Teena is a comic strip about a teenage girl, created by Hilda Terry. It ran from July 1, 1944, to 1963, distributed by King Features Syndicate.
The strip evolved from Terry's earlier Sunday feature, It's a Girl's Life, a collection of gag cartoons which first appeared in newspapers on Sunday, December 14, 1941.[1] The format displayed six panels about the reactions of teenage girls to World War II.In Denmark, the strip was known as Tina.

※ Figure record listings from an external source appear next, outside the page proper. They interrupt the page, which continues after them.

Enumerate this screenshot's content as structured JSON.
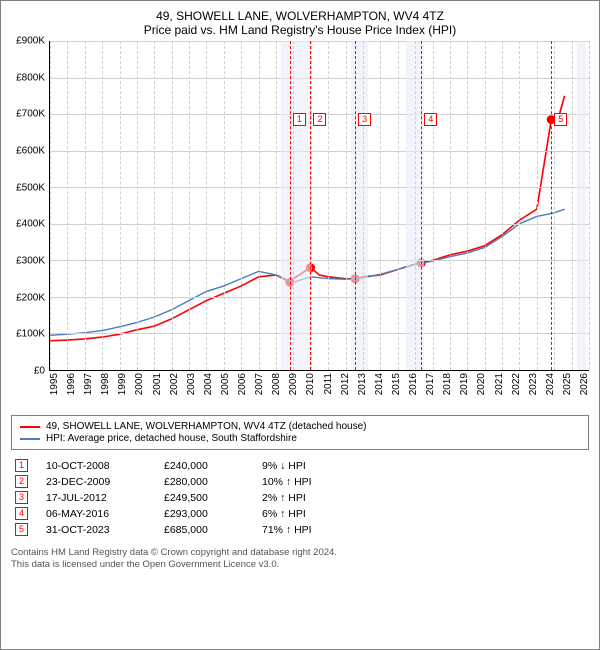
{
  "title": "49, SHOWELL LANE, WOLVERHAMPTON, WV4 4TZ",
  "subtitle": "Price paid vs. HM Land Registry's House Price Index (HPI)",
  "chart": {
    "type": "line",
    "ylabel_prefix": "£",
    "ylim": [
      0,
      900000
    ],
    "ytick_step": 100000,
    "yticks": [
      "£0",
      "£100K",
      "£200K",
      "£300K",
      "£400K",
      "£500K",
      "£600K",
      "£700K",
      "£800K",
      "£900K"
    ],
    "xlim": [
      1995,
      2026
    ],
    "xticks": [
      1995,
      1996,
      1997,
      1998,
      1999,
      2000,
      2001,
      2002,
      2003,
      2004,
      2005,
      2006,
      2007,
      2008,
      2009,
      2010,
      2011,
      2012,
      2013,
      2014,
      2015,
      2016,
      2017,
      2018,
      2019,
      2020,
      2021,
      2022,
      2023,
      2024,
      2025,
      2026
    ],
    "background_color": "#ffffff",
    "grid_color": "#d0d0d0",
    "shade_color": "#e8eef7",
    "shaded_ranges": [
      [
        2008.3,
        2010.0
      ],
      [
        2012.3,
        2013.3
      ],
      [
        2015.5,
        2016.5
      ],
      [
        2025.3,
        2025.8
      ]
    ],
    "series": [
      {
        "name": "property",
        "label": "49, SHOWELL LANE, WOLVERHAMPTON, WV4 4TZ (detached house)",
        "color": "#ff0000",
        "line_width": 1.6,
        "x": [
          1995,
          1996,
          1997,
          1998,
          1999,
          2000,
          2001,
          2002,
          2003,
          2004,
          2005,
          2006,
          2007,
          2008,
          2008.8,
          2009,
          2009.98,
          2010.5,
          2011,
          2012,
          2012.55,
          2013,
          2014,
          2015,
          2016,
          2016.35,
          2017,
          2018,
          2019,
          2020,
          2021,
          2022,
          2023,
          2023.83,
          2024,
          2024.3,
          2024.6
        ],
        "y": [
          80000,
          82000,
          85000,
          90000,
          98000,
          110000,
          120000,
          140000,
          165000,
          190000,
          210000,
          230000,
          255000,
          260000,
          240000,
          250000,
          280000,
          260000,
          255000,
          250000,
          249500,
          255000,
          260000,
          275000,
          290000,
          293000,
          300000,
          315000,
          325000,
          340000,
          370000,
          410000,
          440000,
          685000,
          690000,
          700000,
          750000
        ]
      },
      {
        "name": "hpi",
        "label": "HPI: Average price, detached house, South Staffordshire",
        "color": "#4a7ebb",
        "line_width": 1.4,
        "x": [
          1995,
          1996,
          1997,
          1998,
          1999,
          2000,
          2001,
          2002,
          2003,
          2004,
          2005,
          2006,
          2007,
          2008,
          2009,
          2010,
          2011,
          2012,
          2013,
          2014,
          2015,
          2016,
          2017,
          2018,
          2019,
          2020,
          2021,
          2022,
          2023,
          2024,
          2024.6
        ],
        "y": [
          95000,
          98000,
          102000,
          108000,
          118000,
          130000,
          145000,
          165000,
          190000,
          215000,
          230000,
          250000,
          270000,
          260000,
          240000,
          255000,
          250000,
          248000,
          252000,
          262000,
          275000,
          288000,
          298000,
          310000,
          320000,
          335000,
          365000,
          400000,
          420000,
          430000,
          440000
        ]
      }
    ],
    "events": [
      {
        "n": "1",
        "x": 2008.8,
        "date": "10-OCT-2008",
        "price": "£240,000",
        "pct": "9% ↓ HPI"
      },
      {
        "n": "2",
        "x": 2009.98,
        "date": "23-DEC-2009",
        "price": "£280,000",
        "pct": "10% ↑ HPI"
      },
      {
        "n": "3",
        "x": 2012.55,
        "date": "17-JUL-2012",
        "price": "£249,500",
        "pct": "2% ↑ HPI"
      },
      {
        "n": "4",
        "x": 2016.35,
        "date": "06-MAY-2016",
        "price": "£293,000",
        "pct": "6% ↑ HPI"
      },
      {
        "n": "5",
        "x": 2023.83,
        "date": "31-OCT-2023",
        "price": "£685,000",
        "pct": "71% ↑ HPI"
      }
    ],
    "event_marker_y": [
      240000,
      280000,
      249500,
      293000,
      685000
    ],
    "event_box_top_pct": 22
  },
  "legend": {
    "items": [
      {
        "color": "#ff0000",
        "label": "49, SHOWELL LANE, WOLVERHAMPTON, WV4 4TZ (detached house)"
      },
      {
        "color": "#4a7ebb",
        "label": "HPI: Average price, detached house, South Staffordshire"
      }
    ]
  },
  "footer": {
    "line1": "Contains HM Land Registry data © Crown copyright and database right 2024.",
    "line2": "This data is licensed under the Open Government Licence v3.0."
  }
}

Comics historian Don Markstein noted:
They also could be marketed as a daily feature, but wartime paper shortages prevented that. The main characters were named Henny and Penny... In 1943, Harry Haenigsen launched his own girl-protagonist strip, titled Penny. In response, Terry dropped hers and started a more traditionally-formatted Sunday comic about a similar character with a different name. "Tina" was a good candidate for the new one's name, but the word "teenager" was just coming into vogue, so that was the spelling used. Teena started on July 1, 1944. Teena's much younger sister, Gwendolyn, was added to the cast later. Things went well for Terry and Teena for about 20 years, until a general decline in the newspaper business forced the cartoonist to find work elsewhere. She eventually wound up in the burgeoning field of computer animation, for which she won an award in 1979 from the National Cartoonists Society she'd been instrumental in opening up a generation earlier. As for Teena, sources differ as to the exact year of the comic's demise, ranging from 1963 to '66. There is little doubt, however, that Hilda Terry's comics creations are a part of comics history that hasn't been seen in years.[2]